Patrick says Roxbury college should be an engine of job growth

Where many people pondering the future of Roxbury Community College might see uncertainty — or worse — Governor Deval Patrick sees a portal linking Roxbury to technology jobs that he says are going begging across the city.

The college, of course, is reeling. Rocked by allegations of financial struggles and underreported campus crime, its leadership is being rebuilt from the ground up.

A press release might say that Patrick appointed six new members of the board of trustees this week, but we can be candid and say he fired the old board (with one exception). In place of the band of cronies who had run the place into the ground, he has named a well-regarded group of businesspeople and activists.

They have no shortage of work to do, and their first task will be to find a new president to replace Terrence A. Gomes, who was forced out of office this summer.

In his first extended comments on the school’s woes, Patrick said Friday that both the neighborhood and the region need a thriving Roxbury Community College.

“It sits right next to some of the fastest-growing sectors of our economy,” Patrick said. “Those sectors need the talent coming through Roxbury and coming through Roxbury Community College.”

Though he did not say so yesterday, Patrick was outraged when RCC dropped the ball on a job-training program offered by the business community. The blown opportunity became a metaphor for the missed chances at the school.

Patrick said he replaced the board now because he had simply concluded that it was time for change.

“The time is always right to do better,” he said. “We have a growth strategy of [promoting] education, innovation, and infrastructure. It’s a working strategy. We need people, and there’s no reason that the talent at Roxbury shouldn’t be positioned to take advantage of those opportunities.”

The new chairwoman, Kathy Taylor, is a Roxbury native and entrepreneur. “I remember when it debuted with great fanfare,” she said. “I’ve sort of watched it as it’s gone through its peaks and valleys. I think a lot of really good things can come out of these graduates that haven’t been fully realized.”

No one doubts the school’s potential. But its present has been marked by declining enrollment and an exodus of its would-be students to Bunker Hill Community College, which now serves more students from Roxbury, Dorchester, and Mattapan than RCC does. There isn’t any big secret as to why: Students are opting to travel farther to a school that offers far more opportunity.

The road forward remains rocky. At least two entities — one federal, one state — are still investigating the college. In addition, Wayne Budd, a former federal prosecutor, was recently tapped to probe possible wrongdoing at the college.

For Patrick, RCC represents a constituency that is dear to him — not just politically, but personally. He is, after all, a person whose escape from poverty was famously fueled by education, and he has been privately pained by the failures at RCC, and frustrated that its insular and ineffective board was so slow to remove Gomes.

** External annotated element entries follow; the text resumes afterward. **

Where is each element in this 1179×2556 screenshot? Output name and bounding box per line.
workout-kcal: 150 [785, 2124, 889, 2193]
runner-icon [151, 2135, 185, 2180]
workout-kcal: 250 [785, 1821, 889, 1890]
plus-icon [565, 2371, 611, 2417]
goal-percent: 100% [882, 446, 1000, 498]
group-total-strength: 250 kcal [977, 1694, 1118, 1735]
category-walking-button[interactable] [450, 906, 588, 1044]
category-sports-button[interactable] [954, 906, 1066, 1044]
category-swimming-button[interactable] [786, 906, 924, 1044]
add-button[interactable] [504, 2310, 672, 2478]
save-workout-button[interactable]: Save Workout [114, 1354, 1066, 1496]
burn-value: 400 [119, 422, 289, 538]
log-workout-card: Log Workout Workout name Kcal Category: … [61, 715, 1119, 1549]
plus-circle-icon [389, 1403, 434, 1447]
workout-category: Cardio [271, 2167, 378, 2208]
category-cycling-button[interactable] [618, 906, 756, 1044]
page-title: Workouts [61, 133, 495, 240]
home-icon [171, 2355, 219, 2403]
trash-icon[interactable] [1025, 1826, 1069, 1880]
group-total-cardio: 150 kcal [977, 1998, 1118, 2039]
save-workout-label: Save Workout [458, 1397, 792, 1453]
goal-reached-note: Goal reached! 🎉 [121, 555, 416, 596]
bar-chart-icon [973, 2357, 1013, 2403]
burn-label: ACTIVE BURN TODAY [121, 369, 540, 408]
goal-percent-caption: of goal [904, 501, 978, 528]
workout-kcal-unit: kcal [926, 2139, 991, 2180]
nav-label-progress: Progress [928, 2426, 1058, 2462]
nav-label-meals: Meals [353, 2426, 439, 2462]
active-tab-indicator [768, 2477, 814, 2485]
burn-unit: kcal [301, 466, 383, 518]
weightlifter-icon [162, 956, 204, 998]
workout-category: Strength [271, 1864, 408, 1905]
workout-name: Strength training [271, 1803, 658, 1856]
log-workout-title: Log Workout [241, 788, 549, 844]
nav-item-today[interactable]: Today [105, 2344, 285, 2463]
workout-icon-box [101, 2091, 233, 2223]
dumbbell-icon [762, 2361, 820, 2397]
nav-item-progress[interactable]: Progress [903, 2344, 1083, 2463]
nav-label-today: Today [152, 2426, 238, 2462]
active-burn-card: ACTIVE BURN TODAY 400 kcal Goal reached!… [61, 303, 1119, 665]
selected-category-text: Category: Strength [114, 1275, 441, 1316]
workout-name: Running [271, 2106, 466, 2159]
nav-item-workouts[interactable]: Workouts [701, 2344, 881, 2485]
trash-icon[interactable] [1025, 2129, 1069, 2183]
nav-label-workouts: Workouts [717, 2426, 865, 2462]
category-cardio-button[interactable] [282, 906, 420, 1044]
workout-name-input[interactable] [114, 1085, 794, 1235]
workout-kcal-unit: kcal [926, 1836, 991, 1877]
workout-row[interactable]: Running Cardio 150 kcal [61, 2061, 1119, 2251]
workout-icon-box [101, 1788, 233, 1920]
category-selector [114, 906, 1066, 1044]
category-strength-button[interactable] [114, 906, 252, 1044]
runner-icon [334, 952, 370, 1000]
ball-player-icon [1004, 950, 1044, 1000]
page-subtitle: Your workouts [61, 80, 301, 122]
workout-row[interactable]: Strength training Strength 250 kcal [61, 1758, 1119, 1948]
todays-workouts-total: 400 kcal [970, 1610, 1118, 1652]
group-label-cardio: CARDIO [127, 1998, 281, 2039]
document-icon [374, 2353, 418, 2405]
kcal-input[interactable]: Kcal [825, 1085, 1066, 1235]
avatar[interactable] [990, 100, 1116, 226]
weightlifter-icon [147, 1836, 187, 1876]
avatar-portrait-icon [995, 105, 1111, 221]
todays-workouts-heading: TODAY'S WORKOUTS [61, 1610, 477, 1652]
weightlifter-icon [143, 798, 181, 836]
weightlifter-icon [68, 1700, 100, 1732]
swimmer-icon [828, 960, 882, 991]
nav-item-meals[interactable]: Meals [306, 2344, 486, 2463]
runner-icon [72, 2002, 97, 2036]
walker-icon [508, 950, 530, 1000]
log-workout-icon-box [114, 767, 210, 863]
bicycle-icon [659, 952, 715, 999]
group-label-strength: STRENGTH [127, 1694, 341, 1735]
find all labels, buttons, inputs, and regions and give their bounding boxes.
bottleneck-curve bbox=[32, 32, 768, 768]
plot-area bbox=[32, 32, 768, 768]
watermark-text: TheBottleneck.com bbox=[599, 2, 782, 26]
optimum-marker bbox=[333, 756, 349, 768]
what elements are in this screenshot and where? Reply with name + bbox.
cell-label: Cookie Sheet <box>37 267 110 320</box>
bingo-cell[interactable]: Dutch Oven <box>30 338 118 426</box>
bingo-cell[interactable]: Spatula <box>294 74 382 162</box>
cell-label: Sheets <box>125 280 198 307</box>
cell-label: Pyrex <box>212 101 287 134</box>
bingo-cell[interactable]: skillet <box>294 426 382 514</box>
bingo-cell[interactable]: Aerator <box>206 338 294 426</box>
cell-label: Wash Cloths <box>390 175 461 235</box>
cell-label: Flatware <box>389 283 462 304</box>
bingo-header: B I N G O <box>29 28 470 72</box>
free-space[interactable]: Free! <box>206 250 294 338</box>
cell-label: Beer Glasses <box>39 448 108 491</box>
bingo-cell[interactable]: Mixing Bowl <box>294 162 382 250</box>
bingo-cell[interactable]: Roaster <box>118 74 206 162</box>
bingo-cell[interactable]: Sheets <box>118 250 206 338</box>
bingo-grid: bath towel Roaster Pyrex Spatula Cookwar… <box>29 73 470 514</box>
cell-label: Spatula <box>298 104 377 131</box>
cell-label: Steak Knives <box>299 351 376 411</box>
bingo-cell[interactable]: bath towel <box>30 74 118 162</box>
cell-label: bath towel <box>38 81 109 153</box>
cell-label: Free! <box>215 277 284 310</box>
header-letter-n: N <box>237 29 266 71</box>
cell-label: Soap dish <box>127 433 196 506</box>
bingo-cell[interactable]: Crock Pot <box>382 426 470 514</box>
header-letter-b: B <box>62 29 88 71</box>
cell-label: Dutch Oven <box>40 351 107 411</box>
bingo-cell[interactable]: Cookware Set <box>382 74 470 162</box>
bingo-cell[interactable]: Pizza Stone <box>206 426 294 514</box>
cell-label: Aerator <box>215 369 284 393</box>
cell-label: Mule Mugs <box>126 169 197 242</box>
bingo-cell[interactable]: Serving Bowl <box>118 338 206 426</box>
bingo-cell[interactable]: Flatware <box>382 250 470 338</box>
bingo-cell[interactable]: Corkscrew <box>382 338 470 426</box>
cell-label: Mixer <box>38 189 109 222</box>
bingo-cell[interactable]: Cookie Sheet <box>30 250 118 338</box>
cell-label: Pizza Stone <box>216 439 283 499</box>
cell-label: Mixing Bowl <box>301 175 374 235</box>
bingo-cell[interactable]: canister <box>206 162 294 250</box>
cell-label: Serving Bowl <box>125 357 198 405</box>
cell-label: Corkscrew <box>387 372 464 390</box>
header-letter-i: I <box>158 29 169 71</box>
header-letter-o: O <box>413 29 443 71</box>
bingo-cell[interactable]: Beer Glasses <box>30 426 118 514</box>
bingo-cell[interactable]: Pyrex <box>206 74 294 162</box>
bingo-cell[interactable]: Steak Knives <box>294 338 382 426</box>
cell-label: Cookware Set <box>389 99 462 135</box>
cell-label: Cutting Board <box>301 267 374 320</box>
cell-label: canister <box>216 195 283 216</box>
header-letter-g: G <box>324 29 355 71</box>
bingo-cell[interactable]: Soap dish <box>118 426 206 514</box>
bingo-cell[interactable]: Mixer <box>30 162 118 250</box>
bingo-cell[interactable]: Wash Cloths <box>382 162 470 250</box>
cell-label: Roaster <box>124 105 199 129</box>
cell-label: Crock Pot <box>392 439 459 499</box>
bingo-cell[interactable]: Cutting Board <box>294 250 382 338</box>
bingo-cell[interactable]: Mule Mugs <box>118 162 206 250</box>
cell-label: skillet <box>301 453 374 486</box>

When asked about the ideal qualities of a new president, Patrick initially demurred. Then, tellingly, he basically described the opposite of the previous leadership.

“I think we’re going to want strong leadership with an inclination to look at the opportunities in the community and just beyond, and not just inward. The internal politics of the college have been part of the problem.”

Patrick said the changes at RCC were part of a larger mission to reshape community colleges to serve a 21st century workforce. “The issue of community college reform was never about one community college,” he said. “We have to engage community colleges to help people who are out of work and unlikely to go back to the jobs they used to have, to prepare them for the jobs there are.”

Roxbury Community College is a fine place to start.